Demikianlah peran mulia seorang
ibu, dan tidak ada peran yang lebih mendatangkan pahala yang banyak melainkan
peran mendidik anak-anaknya menjadi anak yang diridhoi Allah dan rasulnya.
Karena anak-anaknya lah sumber pahala dirinya dan sumber kebaikan untuknya.

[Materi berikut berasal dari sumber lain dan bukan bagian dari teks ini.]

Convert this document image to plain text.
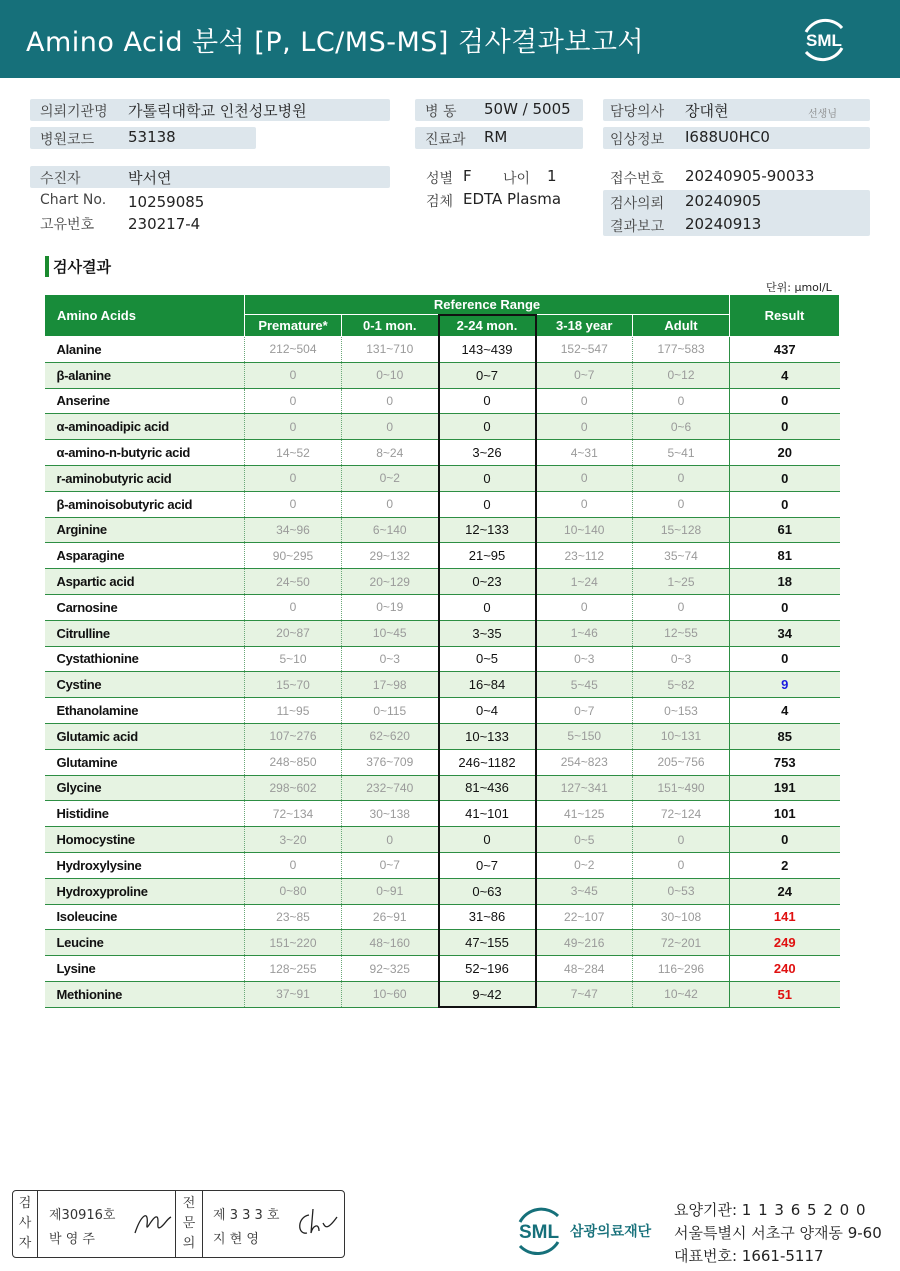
Amino Acid 분석 [P, LC/MS-MS] 검사결과보고서	SML
의뢰기관명 가톨릭대학교 인천성모병원
병원코드 53138
병 동 50W / 5005
진료과 RM
담당의사 장대현	선생님
임상정보 I688U0HC0
수진자	박서연
Chart No. 10259085
고유번호 230217-4
성별 F 나이 1
검체 EDTA Plasma
접수번호 20240905-90033
검사의뢰 20240905
결과보고 20240913
검사결과
단위: μmol/L
Amino Acids	Reference Range					Result
	Premature*	0-1 mon.	2-24 mon.	3-18 year	Adult	
Alanine	212~504	131~710	143~439	152~547	177~583	437
β-alanine	0	0~10	0~7	0~7	0~12	4
Anserine	0	0	0	0	0	0
α-aminoadipic acid	0	0	0	0	0~6	0
α-amino-n-butyric acid	14~52	8~24	3~26	4~31	5~41	20
r-aminobutyric acid	0	0~2	0	0	0	0
β-aminoisobutyric acid	0	0	0	0	0	0
Arginine	34~96	6~140	12~133	10~140	15~128	61
Asparagine	90~295	29~132	21~95	23~112	35~74	81
Aspartic acid	24~50	20~129	0~23	1~24	1~25	18
Carnosine	0	0~19	0	0	0	0
Citrulline	20~87	10~45	3~35	1~46	12~55	34
Cystathionine	5~10	0~3	0~5	0~3	0~3	0
Cystine	15~70	17~98	16~84	5~45	5~82	9
Ethanolamine	11~95	0~115	0~4	0~7	0~153	4
Glutamic acid	107~276	62~620	10~133	5~150	10~131	85
Glutamine	248~850	376~709	246~1182	254~823	205~756	753
Glycine	298~602	232~740	81~436	127~341	151~490	191
Histidine	72~134	30~138	41~101	41~125	72~124	101
Homocystine	3~20	0	0	0~5	0	0
Hydroxylysine	0	0~7	0~7	0~2	0	2
Hydroxyproline	0~80	0~91	0~63	3~45	0~53	24
Isoleucine	23~85	26~91	31~86	22~107	30~108	141
Leucine	151~220	48~160	47~155	49~216	72~201	249
Lysine	128~255	92~325	52~196	48~284	116~296	240
Methionine	37~91	10~60	9~42	7~47	10~42	51
검사자
제30916호
박 영 주
전문의
제 3 3 3 호
지 현 영	SML 삼광의료재단
요양기관: 1 1 3 6 5 2 0 0
서울특별시 서초구 양재동 9-60
대표번호: 1661-5117
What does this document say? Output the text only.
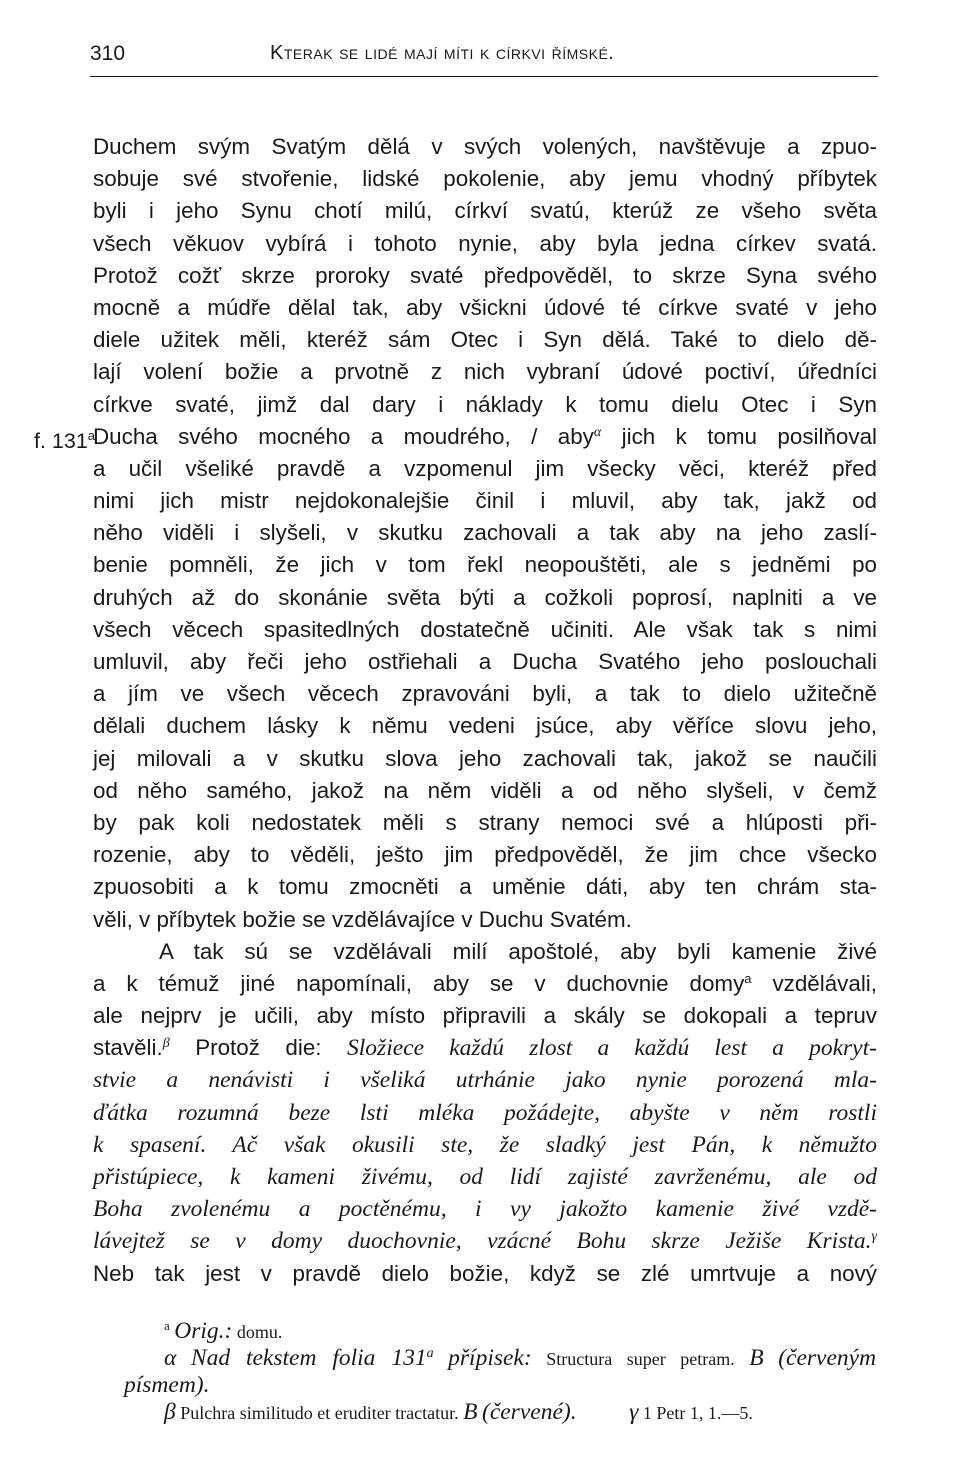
310	Kterak se lidé mají míti k církvi římské.
f. 131$^a$
Duchem svým Svatým dělá v svých volených, navštěvuje a zpuo-
sobuje své stvořenie, lidské pokolenie, aby jemu vhodný příbytek
byli i jeho Synu chotí milú, církví svatú, kterúž ze všeho světa
všech věkuov vybírá i tohoto nynie, aby byla jedna církev svatá.
Protož cožť skrze proroky svaté předpověděl, to skrze Syna svého
mocně a múdře dělal tak, aby všickni údové té církve svaté v jeho
diele užitek měli, kteréž sám Otec i Syn dělá. Také to dielo dě-
lají volení božie a prvotně z nich vybraní údové poctiví, úředníci
církve svaté, jimž dal dary i náklady k tomu dielu Otec i Syn
Ducha svého mocného a moudrého, / aby$^\alpha$ jich k tomu posilňoval
a učil všeliké pravdě a vzpomenul jim všecky věci, kteréž před
nimi jich mistr nejdokonalejšie činil i mluvil, aby tak, jakž od
něho viděli i slyšeli, v skutku zachovali a tak aby na jeho zaslí-
benie pomněli, že jich v tom řekl neopouštěti, ale s jedněmi po
druhých až do skonánie světa býti a cožkoli poprosí, naplniti a ve
všech věcech spasitedlných dostatečně učiniti. Ale však tak s nimi
umluvil, aby řeči jeho ostřiehali a Ducha Svatého jeho poslouchali
a jím ve všech věcech zpravováni byli, a tak to dielo užitečně
dělali duchem lásky k němu vedeni jsúce, aby věříce slovu jeho,
jej milovali a v skutku slova jeho zachovali tak, jakož se naučili
od něho samého, jakož na něm viděli a od něho slyšeli, v čemž
by pak koli nedostatek měli s strany nemoci své a hlúposti při-
rozenie, aby to věděli, ješto jim předpověděl, že jim chce všecko
zpuosobiti a k tomu zmocněti a uměnie dáti, aby ten chrám sta-
věli, v příbytek božie se vzdělávajíce v Duchu Svatém.
A tak sú se vzdělávali milí apoštolé, aby byli kamenie živé
a k témuž jiné napomínali, aby se v duchovnie domy$^a$ vzdělávali,
ale nejprv je učili, aby místo připravili a skály se dokopali a tepruv
stavěli.$^\beta$ Protož die: Složiece každú zlost a každú lest a pokryt-
stvie a nenávisti i všeliká utrhánie jako nynie porozená mla-
ďátka rozumná beze lsti mléka požádejte, abyšte v něm rostli
k spasení. Ač však okusili ste, že sladký jest Pán, k němužto
přistúpiece, k kameni živému, od lidí zajisté zavrženému, ale od
Boha zvolenému a poctěnému, i vy jakožto kamenie živé vzdě-
lávejtež se v domy duochovnie, vzácné Bohu skrze Ježiše Krista.$^\gamma$
Neb tak jest v pravdě dielo božie, když se zlé umrtvuje a nový
$^a$ Orig.: domu.
α Nad tekstem folia 131$^a$ přípisek: Structura super petram. B (červeným
písmem).
β Pulchra similitudo et eruditer tractatur. B (červené). γ 1 Petr 1, 1.—5.
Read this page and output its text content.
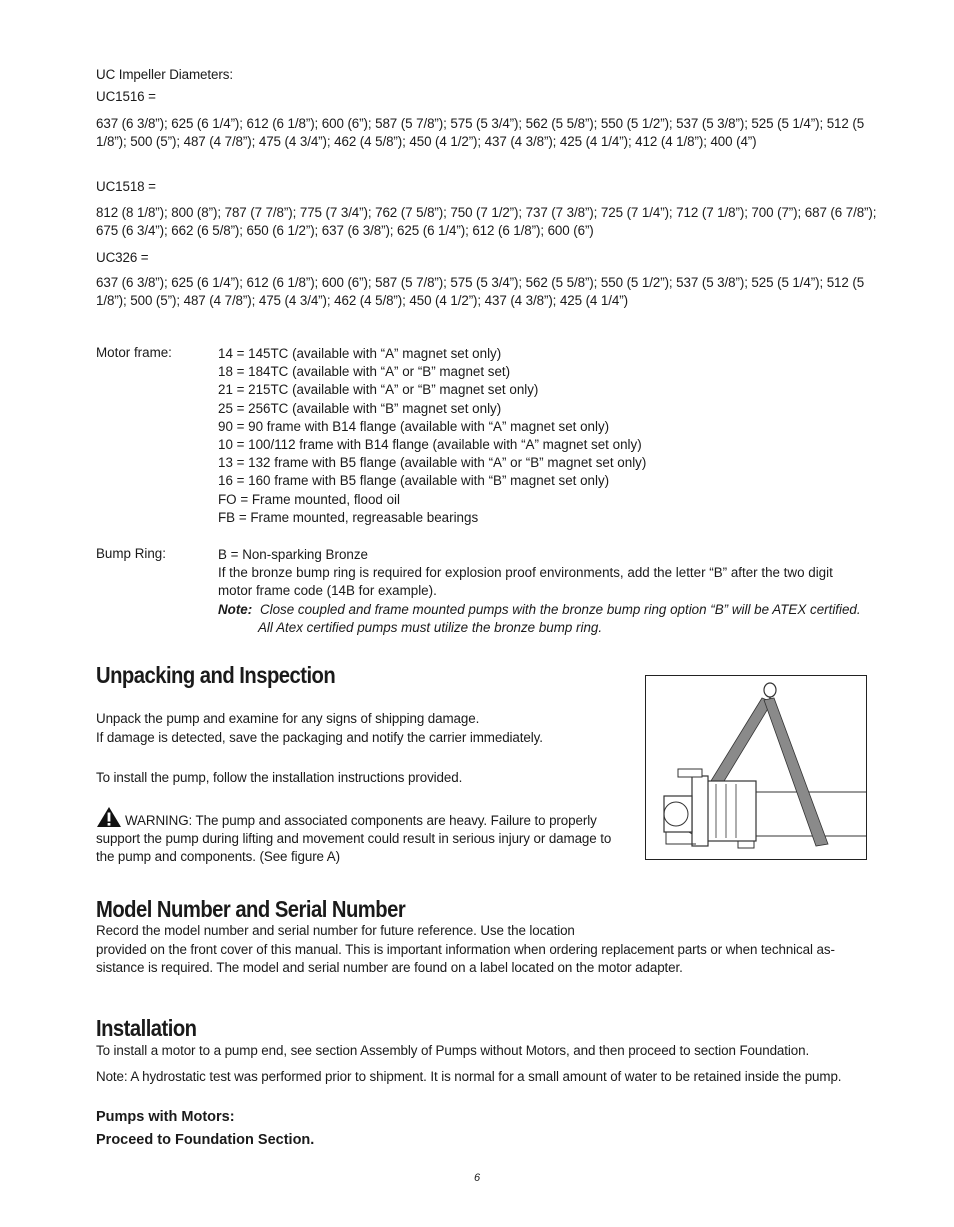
UC Impeller Diameters:
UC1516 =
637 (6 3/8”); 625 (6 1/4”); 612 (6 1/8”); 600 (6”); 587 (5 7/8”); 575 (5 3/4”); 562 (5 5/8”); 550 (5 1/2”); 537 (5 3/8”); 525 (5 1/4”); 512 (5 1/8”); 500 (5”); 487 (4 7/8”); 475 (4 3/4”); 462 (4 5/8”); 450 (4 1/2”); 437 (4 3/8”); 425 (4 1/4”); 412 (4 1/8”); 400 (4”)
UC1518 =
812 (8 1/8”); 800 (8”); 787 (7 7/8”); 775 (7 3/4”); 762 (7 5/8”); 750 (7 1/2”); 737 (7 3/8”); 725 (7 1/4”); 712 (7 1/8”); 700 (7”); 687 (6 7/8”); 675 (6 3/4”); 662 (6 5/8”); 650 (6 1/2”); 637 (6 3/8”); 625 (6 1/4”); 612 (6 1/8”); 600 (6”)
UC326 =
637 (6 3/8”); 625 (6 1/4”); 612 (6 1/8”); 600 (6”); 587 (5 7/8”); 575 (5 3/4”); 562 (5 5/8”); 550 (5 1/2”); 537 (5 3/8”); 525 (5 1/4”); 512 (5 1/8”); 500 (5”); 487 (4 7/8”); 475 (4 3/4”); 462 (4 5/8”); 450 (4 1/2”); 437 (4 3/8”); 425 (4 1/4”)
Motor frame:	14 = 145TC (available with “A” magnet set only)
18 = 184TC (available with “A” or “B” magnet set)
21 = 215TC (available with “A” or “B” magnet set only)
25 = 256TC (available with “B” magnet set only)
90 = 90 frame with B14 flange (available with “A” magnet set only)
10 = 100/112 frame with B14 flange (available with “A” magnet set only)
13 = 132 frame with B5 flange (available with “A” or “B” magnet set only)
16 = 160 frame with B5 flange (available with “B” magnet set only)
FO = Frame mounted, flood oil
FB = Frame mounted, regreasable bearings
Bump Ring:	B = Non-sparking Bronze
If the bronze bump ring is required for explosion proof environments, add the letter “B” after the two digit
motor frame code (14B for example).
Note: Close coupled and frame mounted pumps with the bronze bump ring option “B” will be ATEX certified.
All Atex certified pumps must utilize the bronze bump ring.
Unpacking and Inspection
Unpack the pump and examine for any signs of shipping damage.
If damage is detected, save the packaging and notify the carrier immediately.
To install the pump, follow the installation instructions provided.
WARNING: The pump and associated components are heavy. Failure to properly
support the pump during lifting and movement could result in serious injury or damage to
the pump and components. (See figure A)
Model Number and Serial Number
Record the model number and serial number for future reference. Use the location
provided on the front cover of this manual. This is important information when ordering replacement parts or when technical as-
sistance is required. The model and serial number are found on a label located on the motor adapter.
Installation
To install a motor to a pump end, see section Assembly of Pumps without Motors, and then proceed to section Foundation.
Note: A hydrostatic test was performed prior to shipment. It is normal for a small amount of water to be retained inside the pump.
Pumps with Motors:
Proceed to Foundation Section.
6
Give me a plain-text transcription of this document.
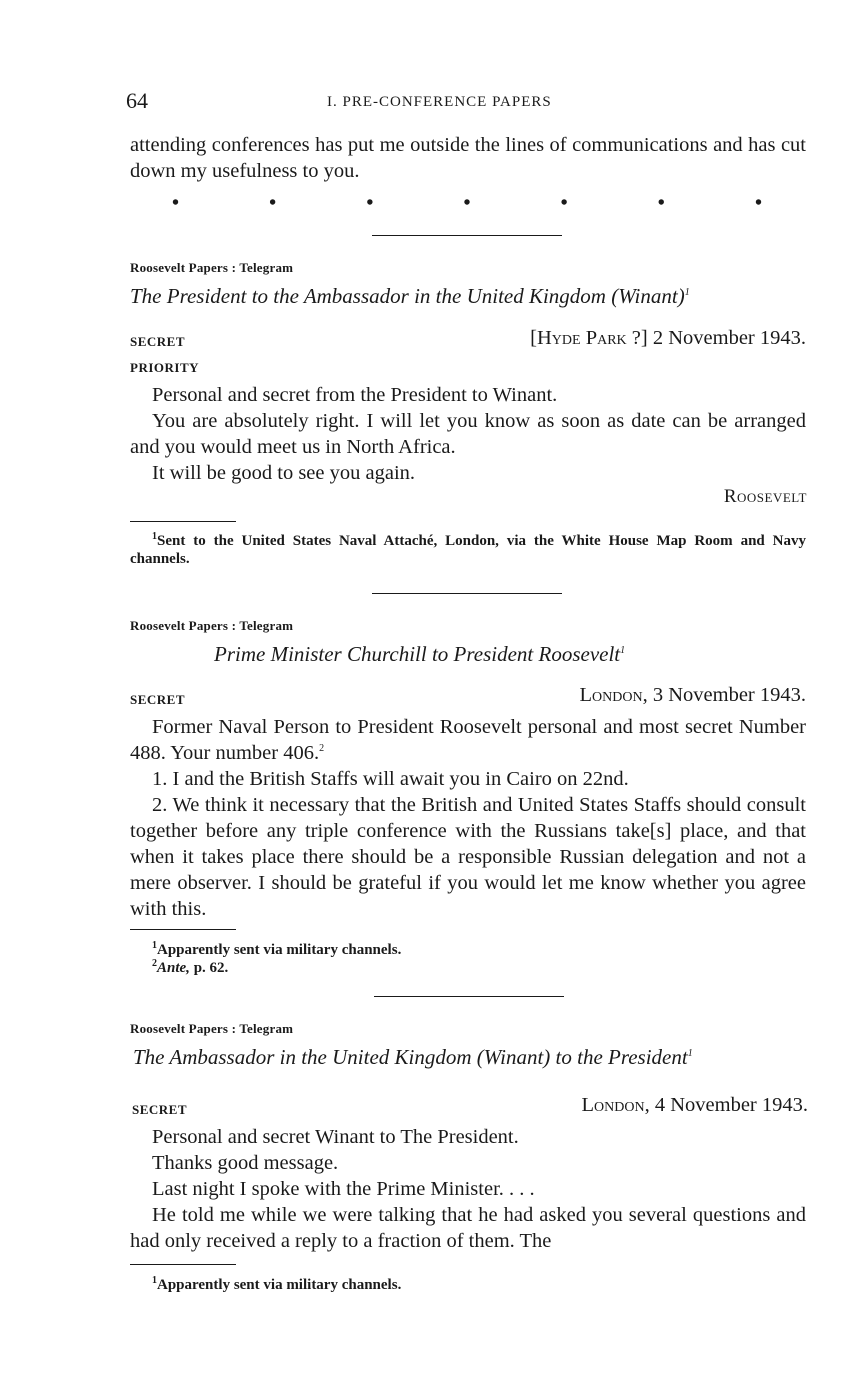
64	I. PRE-CONFERENCE PAPERS
attending conferences has put me outside the lines of communications and has cut down my usefulness to you.
•	•	•	•	•	•	•
Roosevelt Papers : Telegram
The President to the Ambassador in the United Kingdom (Winant)$^1$
SECRET
PRIORITY
[Hyde Park ?] 2 November 1943.
Personal and secret from the President to Winant.
You are absolutely right. I will let you know as soon as date can be arranged and you would meet us in North Africa.
It will be good to see you again.
Roosevelt
$^1$Sent to the United States Naval Attaché, London, via the White House Map Room and Navy channels.
Roosevelt Papers : Telegram
Prime Minister Churchill to President Roosevelt$^1$
SECRET	London, 3 November 1943.
Former Naval Person to President Roosevelt personal and most secret Number 488. Your number 406.$^2$
1. I and the British Staffs will await you in Cairo on 22nd.
2. We think it necessary that the British and United States Staffs should consult together before any triple conference with the Russians take[s] place, and that when it takes place there should be a responsible Russian delegation and not a mere observer. I should be grateful if you would let me know whether you agree with this.
$^1$Apparently sent via military channels.
$^2$Ante, p. 62.
Roosevelt Papers : Telegram
The Ambassador in the United Kingdom (Winant) to the President$^1$
SECRET	London, 4 November 1943.
Personal and secret Winant to The President.
Thanks good message.
Last night I spoke with the Prime Minister. . . .
He told me while we were talking that he had asked you several questions and had only received a reply to a fraction of them. The
$^1$Apparently sent via military channels.
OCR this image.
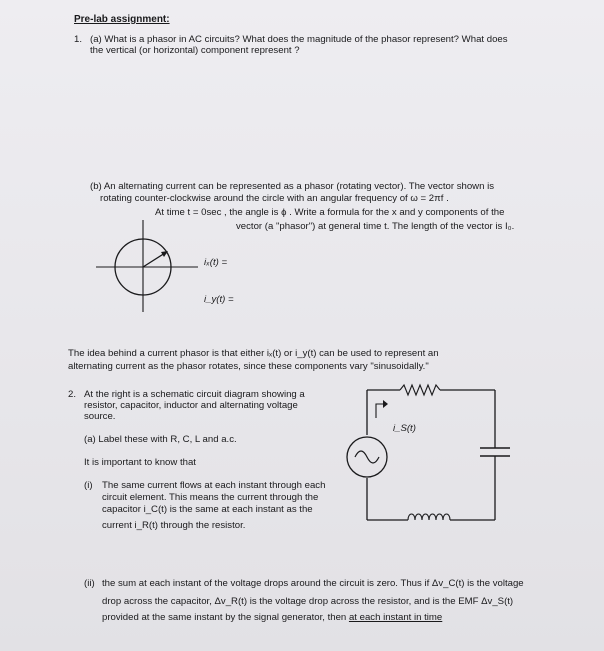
Pre-lab assignment:
1. (a) What is a phasor in AC circuits? What does the magnitude of the phasor represent? What does
the vertical (or horizontal) component represent ?
(b) An alternating current can be represented as a phasor (rotating vector). The vector shown is
rotating counter-clockwise around the circle with an angular frequency of ω = 2πf .
At time t = 0sec , the angle is ϕ . Write a formula for the x and y components of the
vector (a "phasor") at general time t. The length of the vector is I₀.
iₓ(t) =
i_y(t) =
The idea behind a current phasor is that either iₓ(t) or i_y(t) can be used to represent an
alternating current as the phasor rotates, since these components vary "sinusoidally."
2. At the right is a schematic circuit diagram showing a
resistor, capacitor, inductor and alternating voltage
source.
(a) Label these with R, C, L and a.c.
It is important to know that
(i) The same current flows at each instant through each
circuit element. This means the current through the
capacitor i_C(t) is the same at each instant as the
current i_R(t) through the resistor.
i_S(t)
(ii) the sum at each instant of the voltage drops around the circuit is zero. Thus if Δv_C(t) is the voltage
drop across the capacitor, Δv_R(t) is the voltage drop across the resistor, and is the EMF Δv_S(t)
provided at the same instant by the signal generator, then at each instant in time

Ketahuilah, banyak dikalangan
orang-orang besar, bahkan sebagian para imam dan ahli ilmu merupakan
orang-orang yatim, yang hanya dibesarkan oleh seorang ibu. Dan lihatlah hasil
yang di dapatkannya. Mereka berkembang menjadi seorang ahli ilmu dan para imam
kaum muslimin. Sebut saja, Imam Syafi’I, Imam Ahmad, Al-Bukhori dll adalah para
ulama yang dibesarkan hanya dari seorang ibu. Karena kasih sayang, pendidikan
yang baik dan doa dari seorang ibu merupakan kekuatan yang dapat menyemangati
anak-anak mereka dalam kebaikan.
Tahukah para pembaca dengan Imam
Shalat Masjidil Haram, Asy-Syaikh Sudais? Apa yang melatarbelakangi beliau
menjadi Imam shalat Masjidil Haram? Tidak lain adalah karena harapan dan doa
dari ibu beliau. Seorang ibu yang terus menerus memotivasi anaknya untuk
menjadi imam masjidil haram, telah membuat tekad Syaikh Sudais kecil menjadi
besar dan membuatnya bersemangat untuk menghafalkan quran dan selalu berusaha
agar keinginannya dan keinginan ibunya tercapai untuk menjadi Imam Masjidil
Haram.
Pernahkan para pembaca membaca
kisahnya seorang tabi’in Ar-Rabi’ah Ar-Ra’yi? Seorang ulama yang ditinggalkan
oleh ayahnya untuk berjihad selama 30 tahun dan hidup bersama ibunya. Dengan
bekal yang diberikan oleh sang ayah, namun dihabiskan hanya untuk pendidikan
anaknya oleh ibunya, menjadikan sang anak berkembang menjadi seorang ulama dan
pemuka Madinah, yang bahkan Majelisnya dihadiri oleh Malik bin Anas, Abu
Hanifah, An-Nu’man, Yahya bin Sa’id Al-Anshari, Sufyan Tsauri, Abdurrahman bin
Amru Al-Auza’I, Laits bin Sa’id dan lainnya. Hal ini karena pengaruh dari
seorang ibu yang sholehah yang mendidik anaknya dengan sangat baik.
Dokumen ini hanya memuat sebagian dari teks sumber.